RECAP | Top Court Stays Own Order On Aravalli Hills Definition, Seeks Experts' Report
A vacation bench led by Chief Justice Surya Kant said, "We deem it necessary that the recommendations of the committee and directions of this court be kept in abeyance."

The Aravalli Hills are key to ensuring ecological diversity across northern India.
The court also ordered the formation of a new committee to study issues that need to be examined, or re-examined, in terms of an updated definition of the mountain range.
What is the Aravalli Hills issue?
In one sentence?
Finding the balance between protecting the Aravalli Hills – a key ecological barrier that could, literally turn Delhi into a desert if violated – and permitting controlled and sustainable mining operations to extract strategically important resources like copper, silver, gold, thorium, tungsten, and lithium, as well as rare-earth elements that have diverse industrial applications.
More on the Aravalli Hills
Concerns over the fate of the hills is not new; over the past few decades the Supreme Court has had to step in frequently to (try) and ensure a 'sustainable mining plan', a demand it reiterated last month after temporarily freezing issue of new mining licences while that plan was created.
Part of that 'sustainable mining' push is to ensure all states have a common definition of what is and what is not part of the Aravalli Hills and, consequently, where mining is and is not allowed.
In practice that sounds good but, in India, the ground reality is often very different.
In this case, it isn't just 'illegal' mining that is the issue.

Mining in the Aravalli Hills in Rajasthan.
In Haryana, licensed mining has levelled hills in districts like Charkhi Dadri and Bhiwani over the last decade, resulting in water scarcity in Mahendragarh. And In Rajasthan (home to 80 per cent of the range) and Gujarat, mining breaches groundwater and dries up rivers like Sota Ravi and Kasavati, creating 'white hills' of waste that kill vegetation and destroy the environment.

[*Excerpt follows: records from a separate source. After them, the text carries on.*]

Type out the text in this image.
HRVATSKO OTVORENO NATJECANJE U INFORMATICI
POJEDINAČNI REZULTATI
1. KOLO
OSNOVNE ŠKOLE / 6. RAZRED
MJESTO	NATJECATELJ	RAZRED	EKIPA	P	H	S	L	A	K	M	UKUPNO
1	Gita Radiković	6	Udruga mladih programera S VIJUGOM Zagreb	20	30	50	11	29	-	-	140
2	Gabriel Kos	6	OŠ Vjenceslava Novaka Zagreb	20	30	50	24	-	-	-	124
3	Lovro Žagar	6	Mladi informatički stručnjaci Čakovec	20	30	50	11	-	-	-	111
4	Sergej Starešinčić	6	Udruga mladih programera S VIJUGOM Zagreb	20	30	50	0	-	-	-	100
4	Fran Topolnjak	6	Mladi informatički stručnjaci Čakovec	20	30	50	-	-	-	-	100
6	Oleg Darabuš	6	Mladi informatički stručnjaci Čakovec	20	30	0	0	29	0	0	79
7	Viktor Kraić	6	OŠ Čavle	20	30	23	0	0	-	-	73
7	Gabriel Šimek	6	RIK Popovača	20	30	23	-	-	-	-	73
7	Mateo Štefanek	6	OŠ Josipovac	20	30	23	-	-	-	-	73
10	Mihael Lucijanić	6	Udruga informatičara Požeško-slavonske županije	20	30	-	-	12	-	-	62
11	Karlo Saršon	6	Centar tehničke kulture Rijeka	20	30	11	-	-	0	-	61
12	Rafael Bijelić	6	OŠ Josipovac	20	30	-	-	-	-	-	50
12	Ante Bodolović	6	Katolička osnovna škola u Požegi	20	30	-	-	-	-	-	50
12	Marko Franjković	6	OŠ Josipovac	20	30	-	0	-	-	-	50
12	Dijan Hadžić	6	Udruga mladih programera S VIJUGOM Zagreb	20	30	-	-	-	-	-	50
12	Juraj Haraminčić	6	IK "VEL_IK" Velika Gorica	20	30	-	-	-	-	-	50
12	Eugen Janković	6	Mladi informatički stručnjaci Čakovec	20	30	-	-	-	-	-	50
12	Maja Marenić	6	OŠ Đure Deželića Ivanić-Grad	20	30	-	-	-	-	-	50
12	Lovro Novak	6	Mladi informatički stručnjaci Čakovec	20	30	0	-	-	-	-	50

The larger issue is also the enforcement of environmental safety regulations to minimise the harmful impact of mining. But that takes commitment from the authorities and time and money, to both lay down the law and ensure that those who break it are held to account, whereas it is often the case that violators – illegal mining ops or otherwise – bribe their way out of trouble.
The human costs
Rural communities face daily 'hell' from blasting accidents; activist Neelam Ahluwalia told NDTV of a 7-year-old child whose head was split by flying stones and a 14-year-old who lost fingers after mistaking detonators for berries. Widespread silicosis, skin diseases, and reduced crop yields due to dust plague rural and agricultural communities along the 692 km belt.
It's political, too
The opposition has made its position clear.
Congress chief Sonia Gandhi launched a sharp attack over the changed definition, calling it a "death warrant" for the hills, while party leader and former environment minister Jairam Ramesh said the change "will have grave environmental and public health consequences".